Repository files navigation

WellRead 📰🤖

An intelligent RSS feed monitoring Slackbot that curates and summarizes content based on your interests.

Features

  • 📡 RSS Feed Monitoring: Monitors multiple RSS feeds from a configurable text file
  • 🎯 Semantic Curation: Uses semantic embeddings to find content semantically similar to your topics of interest
  • ✍️ AI Summaries: Uses Claude to generate concise, insightful summaries for each item
  • 💬 Clean Slack Layout: Each paper posted as a top-level message with AI summary
  • 🤖 GitHub Actions: Runs automatically on schedule via GitHub Actions

How It Works

  1. Fetch: Retrieves items from all RSS feeds in feeds.txt
  2. Deduplicate: Removes duplicate articles within the current run (based on URL)
  3. Filter by Time: Keeps only items from the configured timeframe
  4. Filter Previously Posted: Removes articles that have been posted before (if caching enabled)
  5. Curate: Uses OpenAI embeddings to calculate semantic similarity between article titles and topics in topics.txt, then ranks by relevance and limits to top N items
  6. Summarize: Uses Claude to generate summaries for curated items
  7. Post: Posts header, then each paper as a top-level Slack message with summary
  8. Cache: Saves posted article URLs to prevent reposting

Getting Started

Fork This Repository

Important: You should fork this repository to your own GitHub account rather than cloning it directly.
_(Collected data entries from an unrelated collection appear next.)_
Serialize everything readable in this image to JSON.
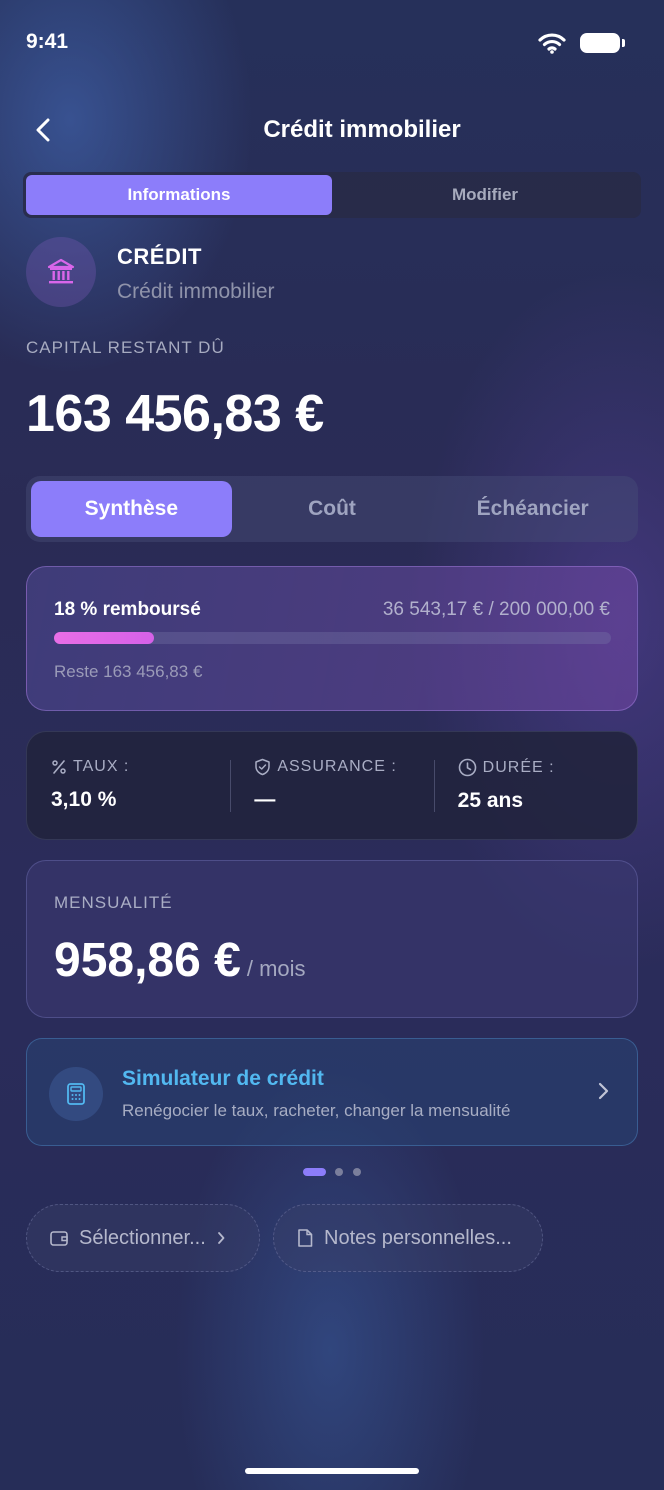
{
  "status_bar": {
    "time": "9:41"
  },
  "header": {
    "title": "Crédit immobilier"
  },
  "top_tabs": [
    {
      "label": "Informations",
      "active": true
    },
    {
      "label": "Modifier",
      "active": false
    }
  ],
  "account": {
    "type": "CRÉDIT",
    "name": "Crédit immobilier",
    "icon": "bank-icon"
  },
  "capital": {
    "label": "CAPITAL RESTANT DÛ",
    "value": "163 456,83 €"
  },
  "main_tabs": [
    {
      "label": "Synthèse",
      "active": true
    },
    {
      "label": "Coût",
      "active": false
    },
    {
      "label": "Échéancier",
      "active": false
    }
  ],
  "progress": {
    "label": "18 % remboursé",
    "amounts": "36 543,17 € / 200 000,00 €",
    "fraction": 0.18,
    "remaining": "Reste 163 456,83 €"
  },
  "stats": {
    "rate": {
      "label": "TAUX :",
      "value": "3,10 %"
    },
    "insurance": {
      "label": "ASSURANCE :",
      "value": "—"
    },
    "duration": {
      "label": "DURÉE :",
      "value": "25 ans"
    }
  },
  "monthly": {
    "label": "MENSUALITÉ",
    "value": "958,86 €",
    "unit": "/ mois"
  },
  "simulator": {
    "title": "Simulateur de crédit",
    "subtitle": "Renégocier le taux, racheter, changer la mensualité"
  },
  "chips": {
    "select": "Sélectionner...",
    "notes": "Notes personnelles..."
  },
  "colors": {
    "accent": "#8c7dfa",
    "progress": "#e86ee6",
    "simulator": "#52b8f0"
  }
}
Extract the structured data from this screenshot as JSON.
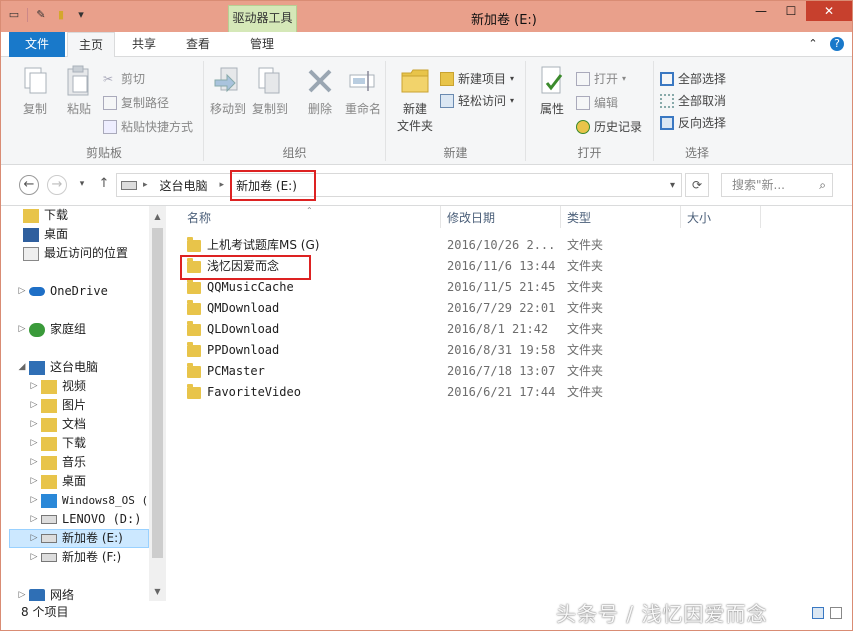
{
  "window": {
    "title": "新加卷 (E:)",
    "context_tab": "驱动器工具",
    "min": "—",
    "max": "☐",
    "close": "✕"
  },
  "tabs": {
    "file": "文件",
    "home": "主页",
    "share": "共享",
    "view": "查看",
    "manage": "管理"
  },
  "ribbon": {
    "clipboard": {
      "label": "剪贴板",
      "copy": "复制",
      "paste": "粘贴",
      "cut": "剪切",
      "copy_path": "复制路径",
      "paste_shortcut": "粘贴快捷方式"
    },
    "organize": {
      "label": "组织",
      "move_to": "移动到",
      "copy_to": "复制到",
      "delete": "删除",
      "rename": "重命名"
    },
    "new": {
      "label": "新建",
      "new_folder": "新建\n文件夹",
      "new_folder_l1": "新建",
      "new_folder_l2": "文件夹",
      "new_item": "新建项目",
      "easy_access": "轻松访问"
    },
    "open": {
      "label": "打开",
      "properties": "属性",
      "open": "打开",
      "edit": "编辑",
      "history": "历史记录"
    },
    "select": {
      "label": "选择",
      "select_all": "全部选择",
      "select_none": "全部取消",
      "invert": "反向选择"
    }
  },
  "address": {
    "crumbs": [
      "这台电脑",
      "新加卷 (E:)"
    ],
    "search_placeholder": "搜索\"新...",
    "sep": "▸"
  },
  "nav": {
    "items": [
      {
        "label": "下载",
        "indent": 1
      },
      {
        "label": "桌面",
        "indent": 1
      },
      {
        "label": "最近访问的位置",
        "indent": 1
      },
      {
        "label": "OneDrive",
        "indent": 0
      },
      {
        "label": "家庭组",
        "indent": 0
      },
      {
        "label": "这台电脑",
        "indent": 0
      },
      {
        "label": "视频",
        "indent": 1
      },
      {
        "label": "图片",
        "indent": 1
      },
      {
        "label": "文档",
        "indent": 1
      },
      {
        "label": "下载",
        "indent": 1
      },
      {
        "label": "音乐",
        "indent": 1
      },
      {
        "label": "桌面",
        "indent": 1
      },
      {
        "label": "Windows8_OS (",
        "indent": 1
      },
      {
        "label": "LENOVO (D:)",
        "indent": 1
      },
      {
        "label": "新加卷 (E:)",
        "indent": 1
      },
      {
        "label": "新加卷 (F:)",
        "indent": 1
      },
      {
        "label": "网络",
        "indent": 0
      }
    ]
  },
  "columns": {
    "name": "名称",
    "date": "修改日期",
    "type": "类型",
    "size": "大小"
  },
  "files": [
    {
      "name": "上机考试题库MS (G)",
      "date": "2016/10/26 2...",
      "type": "文件夹"
    },
    {
      "name": "浅忆因爱而念",
      "date": "2016/11/6 13:44",
      "type": "文件夹"
    },
    {
      "name": "QQMusicCache",
      "date": "2016/11/5 21:45",
      "type": "文件夹"
    },
    {
      "name": "QMDownload",
      "date": "2016/7/29 22:01",
      "type": "文件夹"
    },
    {
      "name": "QLDownload",
      "date": "2016/8/1 21:42",
      "type": "文件夹"
    },
    {
      "name": "PPDownload",
      "date": "2016/8/31 19:58",
      "type": "文件夹"
    },
    {
      "name": "PCMaster",
      "date": "2016/7/18 13:07",
      "type": "文件夹"
    },
    {
      "name": "FavoriteVideo",
      "date": "2016/6/21 17:44",
      "type": "文件夹"
    }
  ],
  "status": {
    "count": "8 个项目"
  },
  "watermark": "头条号 / 浅忆因爱而念"
}
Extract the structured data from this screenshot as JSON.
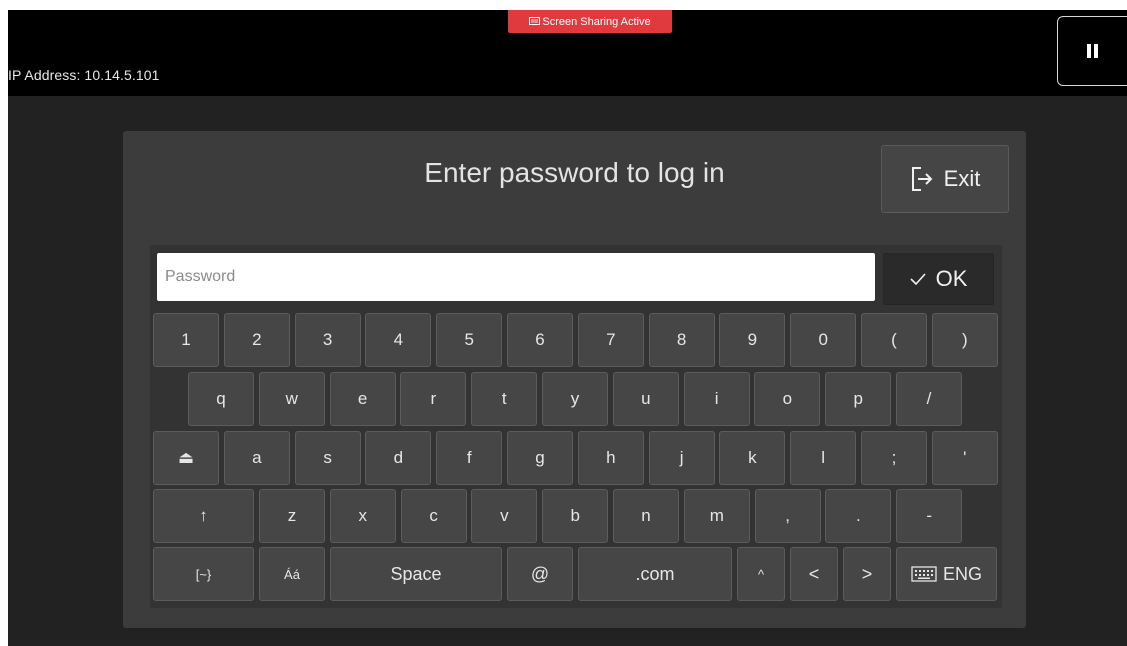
{
  "topbar": {
    "ip_label": "IP Address: 10.14.5.101",
    "share_badge": "Screen Sharing Active",
    "share_icon": "screen-share-icon",
    "pause_icon": "pause-icon"
  },
  "dialog": {
    "title": "Enter password to log in",
    "exit_label": "Exit",
    "exit_icon": "exit-arrow-icon"
  },
  "password": {
    "placeholder": "Password",
    "value": ""
  },
  "ok": {
    "label": "OK",
    "icon": "checkmark-icon"
  },
  "keyboard": {
    "row1": [
      "1",
      "2",
      "3",
      "4",
      "5",
      "6",
      "7",
      "8",
      "9",
      "0",
      "(",
      ")"
    ],
    "row2": [
      "q",
      "w",
      "e",
      "r",
      "t",
      "y",
      "u",
      "i",
      "o",
      "p",
      "/"
    ],
    "row3": [
      "⏏",
      "a",
      "s",
      "d",
      "f",
      "g",
      "h",
      "j",
      "k",
      "l",
      ";",
      "'"
    ],
    "row4": [
      "↑",
      "z",
      "x",
      "c",
      "v",
      "b",
      "n",
      "m",
      ",",
      ".",
      "-"
    ],
    "row5": {
      "symbols": "[~}",
      "accents": "Áá",
      "space": "Space",
      "at": "@",
      "dotcom": ".com",
      "caret": "^",
      "left": "<",
      "right": ">",
      "lang": "ENG",
      "lang_icon": "keyboard-icon"
    }
  },
  "colors": {
    "badge": "#e03a3f",
    "dialog": "#3c3c3c",
    "key": "#464646",
    "background": "#222222"
  }
}
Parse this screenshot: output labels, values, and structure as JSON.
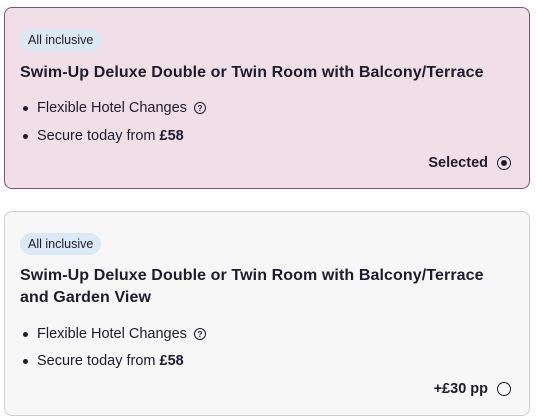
{
  "rooms": [
    {
      "badge": "All inclusive",
      "title": "Swim-Up Deluxe Double or Twin Room with Balcony/Terrace",
      "feature_1": "Flexible Hotel Changes",
      "feature_2_prefix": "Secure today from",
      "feature_2_price": "£58",
      "status": "Selected",
      "selected": true
    },
    {
      "badge": "All inclusive",
      "title": "Swim-Up Deluxe Double or Twin Room with Balcony/Terrace and Garden View",
      "feature_1": "Flexible Hotel Changes",
      "feature_2_prefix": "Secure today from",
      "feature_2_price": "£58",
      "status": "+£30 pp",
      "selected": false
    }
  ],
  "icons": {
    "help": "question-circle-icon",
    "radio_on": "radio-selected-icon",
    "radio_off": "radio-unselected-icon"
  }
}
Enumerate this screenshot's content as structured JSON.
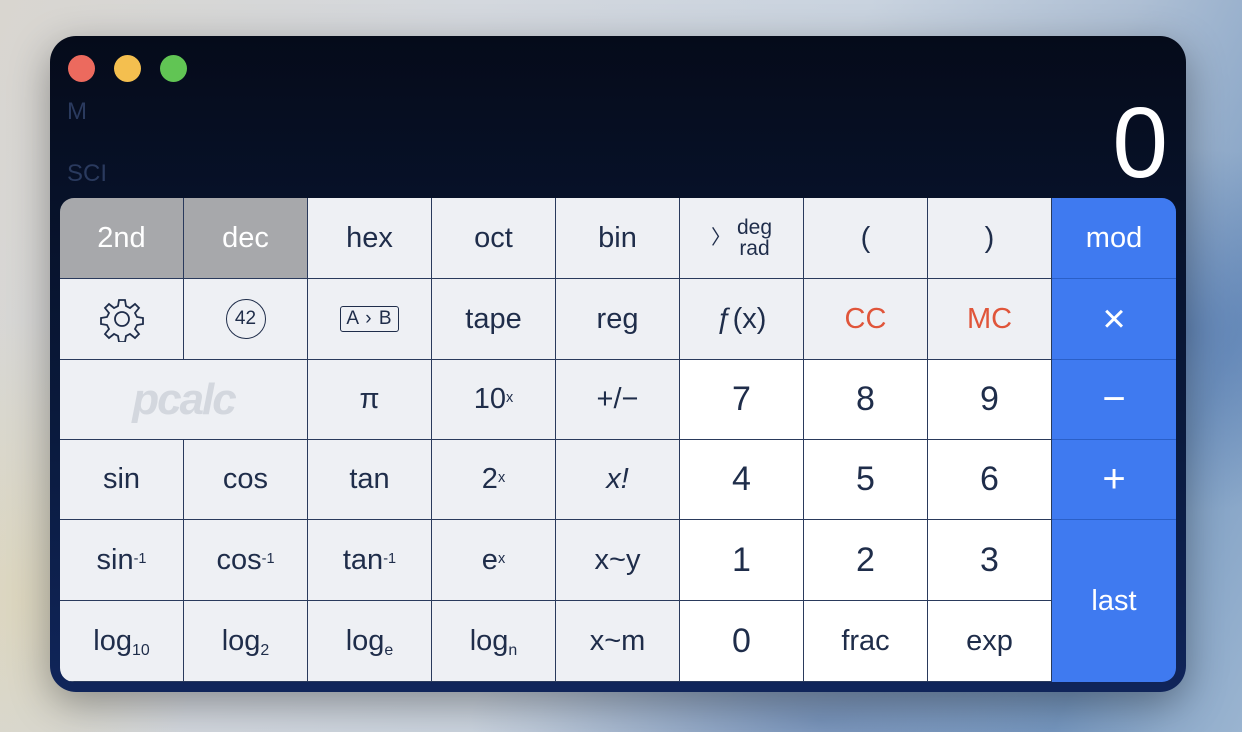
{
  "display": {
    "value": "0",
    "memory_indicator": "M",
    "mode_indicator": "SCI"
  },
  "colors": {
    "accent_blue": "#3f7af0",
    "clear_red": "#e0553a",
    "toggle_gray": "#a7a8ab"
  },
  "keys": {
    "second": "2nd",
    "dec": "dec",
    "hex": "hex",
    "oct": "oct",
    "bin": "bin",
    "deg": "deg",
    "rad": "rad",
    "deg_rad_chevron": "〉",
    "open_paren": "(",
    "close_paren": ")",
    "mod": "mod",
    "settings_icon": "gear-icon",
    "constants": "42",
    "a_to_b": "A › B",
    "tape": "tape",
    "reg": "reg",
    "function": "ƒ(x)",
    "cc": "CC",
    "mc": "MC",
    "multiply": "×",
    "logo": "pcalc",
    "pi": "π",
    "ten_pow_base": "10",
    "ten_pow_exp": "x",
    "plus_minus": "+/−",
    "seven": "7",
    "eight": "8",
    "nine": "9",
    "minus": "−",
    "sin": "sin",
    "cos": "cos",
    "tan": "tan",
    "two_pow_base": "2",
    "two_pow_exp": "x",
    "factorial": "x!",
    "four": "4",
    "five": "5",
    "six": "6",
    "plus": "+",
    "asin_base": "sin",
    "asin_exp": "-1",
    "acos_base": "cos",
    "acos_exp": "-1",
    "atan_base": "tan",
    "atan_exp": "-1",
    "e_pow_base": "e",
    "e_pow_exp": "x",
    "x_swap_y": "x~y",
    "one": "1",
    "two": "2",
    "three": "3",
    "last": "last",
    "log10_base": "log",
    "log10_sub": "10",
    "log2_base": "log",
    "log2_sub": "2",
    "loge_base": "log",
    "loge_sub": "e",
    "logn_base": "log",
    "logn_sub": "n",
    "x_swap_m": "x~m",
    "zero": "0",
    "frac": "frac",
    "exp": "exp"
  }
}
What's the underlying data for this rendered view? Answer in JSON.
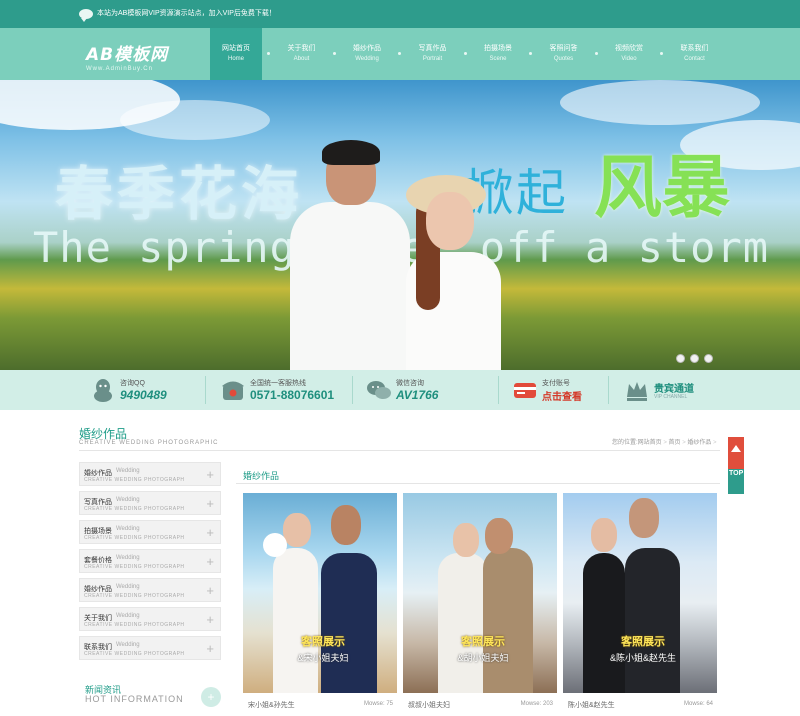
{
  "topbar": {
    "notice": "本站为AB模板网VIP资源演示站点，加入VIP后免费下载！"
  },
  "logo": {
    "text": "AB模板网",
    "sub": "Www.AdminBuy.Cn"
  },
  "nav": [
    {
      "zh": "网站首页",
      "en": "Home",
      "active": true
    },
    {
      "zh": "关于我们",
      "en": "About",
      "active": false
    },
    {
      "zh": "婚纱作品",
      "en": "Wedding",
      "active": false
    },
    {
      "zh": "写真作品",
      "en": "Portrait",
      "active": false
    },
    {
      "zh": "拍摄场景",
      "en": "Scene",
      "active": false
    },
    {
      "zh": "客照问答",
      "en": "Quotes",
      "active": false
    },
    {
      "zh": "视频欣赏",
      "en": "Video",
      "active": false
    },
    {
      "zh": "联系我们",
      "en": "Contact",
      "active": false
    }
  ],
  "banner": {
    "headline_1": "春季花海",
    "headline_2": "掀起",
    "headline_3": "风暴",
    "english_line": "The spring fl     et off a storm",
    "slide_count": 3
  },
  "contact": [
    {
      "label": "咨询QQ",
      "value": "9490489",
      "icon": "qq-icon"
    },
    {
      "label": "全国统一客服热线",
      "value": "0571-88076601",
      "icon": "phone-icon"
    },
    {
      "label": "微信咨询",
      "value": "AV1766",
      "icon": "wechat-icon"
    },
    {
      "label": "支付账号",
      "value": "点击查看",
      "icon": "card-icon"
    },
    {
      "label": "贵宾通道",
      "value": "VIP CHANNEL",
      "icon": "crown-icon"
    }
  ],
  "section": {
    "title": "婚纱作品",
    "subtitle": "CREATIVE WEDDING PHOTOGRAPHIC"
  },
  "breadcrumb": {
    "home": "您的位置:网站首页",
    "sep1": " > ",
    "level1": "首页",
    "sep2": " > ",
    "level2": "婚纱作品",
    "sep3": " >"
  },
  "sidebar": [
    {
      "zh": "婚纱作品",
      "en": "Wedding",
      "sub": "CREATIVE WEDDING PHOTOGRAPH"
    },
    {
      "zh": "写真作品",
      "en": "Wedding",
      "sub": "CREATIVE WEDDING PHOTOGRAPH"
    },
    {
      "zh": "拍摄场景",
      "en": "Wedding",
      "sub": "CREATIVE WEDDING PHOTOGRAPH"
    },
    {
      "zh": "套餐价格",
      "en": "Wedding",
      "sub": "CREATIVE WEDDING PHOTOGRAPH"
    },
    {
      "zh": "婚纱作品",
      "en": "Wedding",
      "sub": "CREATIVE WEDDING PHOTOGRAPH"
    },
    {
      "zh": "关于我们",
      "en": "Wedding",
      "sub": "CREATIVE WEDDING PHOTOGRAPH"
    },
    {
      "zh": "联系我们",
      "en": "Wedding",
      "sub": "CREATIVE WEDDING PHOTOGRAPH"
    }
  ],
  "news": {
    "title": "新闻资讯",
    "sub": "HOT INFORMATION",
    "badge": "+"
  },
  "content": {
    "title": "婚纱作品",
    "cards": [
      {
        "name": "宋小姐&孙先生",
        "views": "Mowse: 75",
        "cap1": "客照展示",
        "cap2": "&宋小姐夫妇"
      },
      {
        "name": "叔叔小姐夫妇",
        "views": "Mowse: 203",
        "cap1": "客照展示",
        "cap2": "&胡小姐夫妇"
      },
      {
        "name": "陈小姐&赵先生",
        "views": "Mowse: 64",
        "cap1": "客照展示",
        "cap2": "&陈小姐&赵先生"
      }
    ]
  },
  "totop": {
    "label": "TOP"
  }
}
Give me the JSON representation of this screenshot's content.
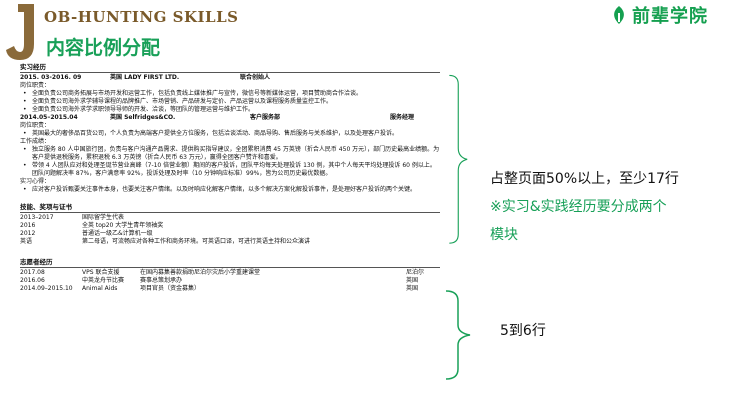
{
  "header": {
    "title_en": "OB-HUNTING SKILLS",
    "title_cn": "内容比例分配",
    "logo_text": "前辈学院",
    "brand_color": "#18a058"
  },
  "resume": {
    "internship": {
      "heading": "实习经历",
      "job1": {
        "date": "2015. 03-2016. 09",
        "company": "英国 LADY FIRST LTD.",
        "role": "联合创始人",
        "duty_label": "岗位职责：",
        "bullets": [
          "全面负责公司商务拓展与市场开发和运营工作，包括负责线上媒体推广与宣传，微信号等新媒体运营，项目赞助商合作洽谈。",
          "全面负责公司海外求学辅导课程的品牌推广、市场营销、产品研发与定价、产品运营以及课程服务质量监控工作。",
          "全面负责公司海外求学求职领导导师的开发、洽谈，等团队的管理运营与维护工作。"
        ]
      },
      "job2": {
        "date": "2014.05–2015.04",
        "company": "英国 Selfridges&CO.",
        "role": "客户服务部",
        "role2": "服务经理",
        "duty_label": "岗位职责：",
        "bullets": [
          "英国最大的奢侈品百货公司，个人负责为高端客户提供全方位服务，包括洽谈活动、商品导购、售后服务与关系维护，以及处理客户投诉。"
        ],
        "achieve_label": "工作成绩：",
        "achievements": [
          "独立服务 80 人中国旅行团，负责与客户沟通产品需求、提供购买指导建议，全团累积消费 45 万英镑（折合人民币 450 万元），部门历史最高业绩额。为客户提供退税服务，累积退税 6.3 万英镑（折合人民币 63 万元），赢得全团客户赞许和喜爱。",
          "带领 4 人团队应对和处理圣诞节营业高峰（7-10 倍营业额）期间的客户投诉，团队平均每天处理投诉 130 例，其中个人每天平均处理投诉 60 例以上。团队问题解决率 87%，客户满意率 92%，投诉处理及时率（10 分钟响应标准）99%，皆为公司历史最优数据。"
        ],
        "insight_label": "实习心得：",
        "insights": [
          "应对客户投诉甄要关注事件本身，也要关注客户情绪。以及时响应化解客户情绪，以多个解决方案化解投诉事件，是处理好客户投诉的两个关键。"
        ]
      }
    },
    "skills": {
      "heading": "技能、奖项与证书",
      "rows": [
        {
          "year": "2013–2017",
          "text": "国际留学生代表"
        },
        {
          "year": "2016",
          "text": "全英 top20 大学生青年领袖奖"
        },
        {
          "year": "2012",
          "text": "普通话一级乙&计算机一级"
        },
        {
          "year": "英语",
          "text": "第二母语，可流畅应对各种工作和商务环境。可英语口译，可进行英语主持和公众演讲"
        }
      ]
    },
    "volunteer": {
      "heading": "志愿者经历",
      "rows": [
        {
          "date": "2017.08",
          "org": "VPS 联合支援",
          "desc": "在国内募集善款捐助尼泊尔灾后小学重建课堂",
          "place": "尼泊尔"
        },
        {
          "date": "2016.06",
          "org": "中英龙舟节比赛",
          "desc": "赛事总策划承办",
          "place": "英国"
        },
        {
          "date": "2014.09–2015.10",
          "org": "Animal Aids",
          "desc": "项目官员（资金募集）",
          "place": "英国"
        }
      ]
    }
  },
  "annotations": {
    "note1_line1": "占整页面50%以上，至少17行",
    "note1_line2": "※实习&实践经历要分成两个",
    "note1_line3": "模块",
    "note2": "5到6行"
  }
}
This allows:

  • GitHub Actions to run automatically on your schedule
  • Persistent embedding cache across workflow runs
  • Easy customization and updates specific to your needs

To fork:

  1. Click the "Fork" button at the top right of this repository
  2. Select your GitHub account as the destination
  3. GitHub will create a copy of this repository under your account

Once forked, you can clone your fork and configure it following the setup instructions below.

Setup

1. Clone Your Fork and Install

First, install uv if you haven't already:

# On macOS and Linux
curl -LsSf https://astral.sh/uv/install.sh | sh

# On Windows
powershell -c "irm https://astral.sh/uv/install.ps1 | iex"

Then clone your forked repository and install dependencies:

git clone https://github.com/YOUR-USERNAME/wellread.git
cd wellread
uv sync

Replace YOUR-USERNAME with your GitHub username.

2. Install Git Hooks (Optional but Recommended)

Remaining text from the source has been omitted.